1] Clinical Genetics Service, Department of Medicine, Memorial Sloan-Kettering Cancer Center, New York, NY, USA [2] Program in Cancer Biology and Genetics, Memorial Sloan-Kettering Cancer Center, New York, NY, USA.

Published: April 2014

Genome-wide association studies (GWAS) have identified numerous prostate cancer-associated risk loci. Some variants at these loci may be regulatory and influence expression of nearby genes.
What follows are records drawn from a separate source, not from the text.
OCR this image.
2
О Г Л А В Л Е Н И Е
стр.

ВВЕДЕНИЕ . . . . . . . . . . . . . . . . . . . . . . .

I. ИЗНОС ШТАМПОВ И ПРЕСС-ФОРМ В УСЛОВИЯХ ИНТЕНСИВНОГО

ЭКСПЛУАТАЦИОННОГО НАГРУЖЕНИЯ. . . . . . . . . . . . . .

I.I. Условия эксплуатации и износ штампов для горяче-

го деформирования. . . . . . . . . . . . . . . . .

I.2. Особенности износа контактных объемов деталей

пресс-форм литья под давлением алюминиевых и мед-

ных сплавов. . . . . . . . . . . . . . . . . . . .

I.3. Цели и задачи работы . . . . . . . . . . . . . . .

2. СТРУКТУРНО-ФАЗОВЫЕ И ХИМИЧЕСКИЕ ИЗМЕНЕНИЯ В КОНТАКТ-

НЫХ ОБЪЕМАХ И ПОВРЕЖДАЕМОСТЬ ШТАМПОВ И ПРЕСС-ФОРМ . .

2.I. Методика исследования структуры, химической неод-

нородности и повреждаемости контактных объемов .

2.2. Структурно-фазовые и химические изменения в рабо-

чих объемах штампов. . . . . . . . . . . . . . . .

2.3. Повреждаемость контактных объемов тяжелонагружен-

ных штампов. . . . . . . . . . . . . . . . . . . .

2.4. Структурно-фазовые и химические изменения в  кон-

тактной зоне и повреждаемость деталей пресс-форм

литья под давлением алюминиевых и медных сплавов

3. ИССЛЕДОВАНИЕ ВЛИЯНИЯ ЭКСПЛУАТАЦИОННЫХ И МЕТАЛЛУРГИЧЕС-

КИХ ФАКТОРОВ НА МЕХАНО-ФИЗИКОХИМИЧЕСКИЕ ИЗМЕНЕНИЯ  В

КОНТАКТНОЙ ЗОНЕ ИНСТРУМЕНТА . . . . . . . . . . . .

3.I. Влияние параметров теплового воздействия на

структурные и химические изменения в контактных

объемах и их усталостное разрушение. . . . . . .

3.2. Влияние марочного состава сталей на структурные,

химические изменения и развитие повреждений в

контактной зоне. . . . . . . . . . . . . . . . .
Such loci are known as cis-expression quantitative trait loci (cis-eQTL). As cis-eQTLs are highly tissue-specific, we asked if GWAS-identified prostate cancer risk loci are cis-eQTLs in human prostate tumor tissues. We investigated 50 prostate cancer samples for their genotype at 59 prostate cancer risk-associated single-nucleotide polymorphisms (SNPs) and performed cis-eQTL analysis of transcripts from paired primary tumors within two megabase windows. We tested 586 transcript-genotype associations, of which 27 were significant (false discovery rate ≤10%). An equivalent eQTL analysis of the same prostate cancer risk loci in lymphoblastoid cell lines did not result in any significant associations. The top-ranked cis-eQTL involved the IRX4 (Iroquois homeobox protein 4) transcript and rs12653946, tagged by rs10866528 in our study (P=4.91 × 10(-5)). Replication studies, linkage disequilibrium, and imputation analyses highlight population specificity at this locus. We independently validated IRX4 as a potential prostate cancer risk gene through cis-eQTL analysis of prostate cancer risk variants. Cis-eQTL analysis in relevant tissues, even with a small sample size, can be a powerful method to expedite functional follow-up of GWAS.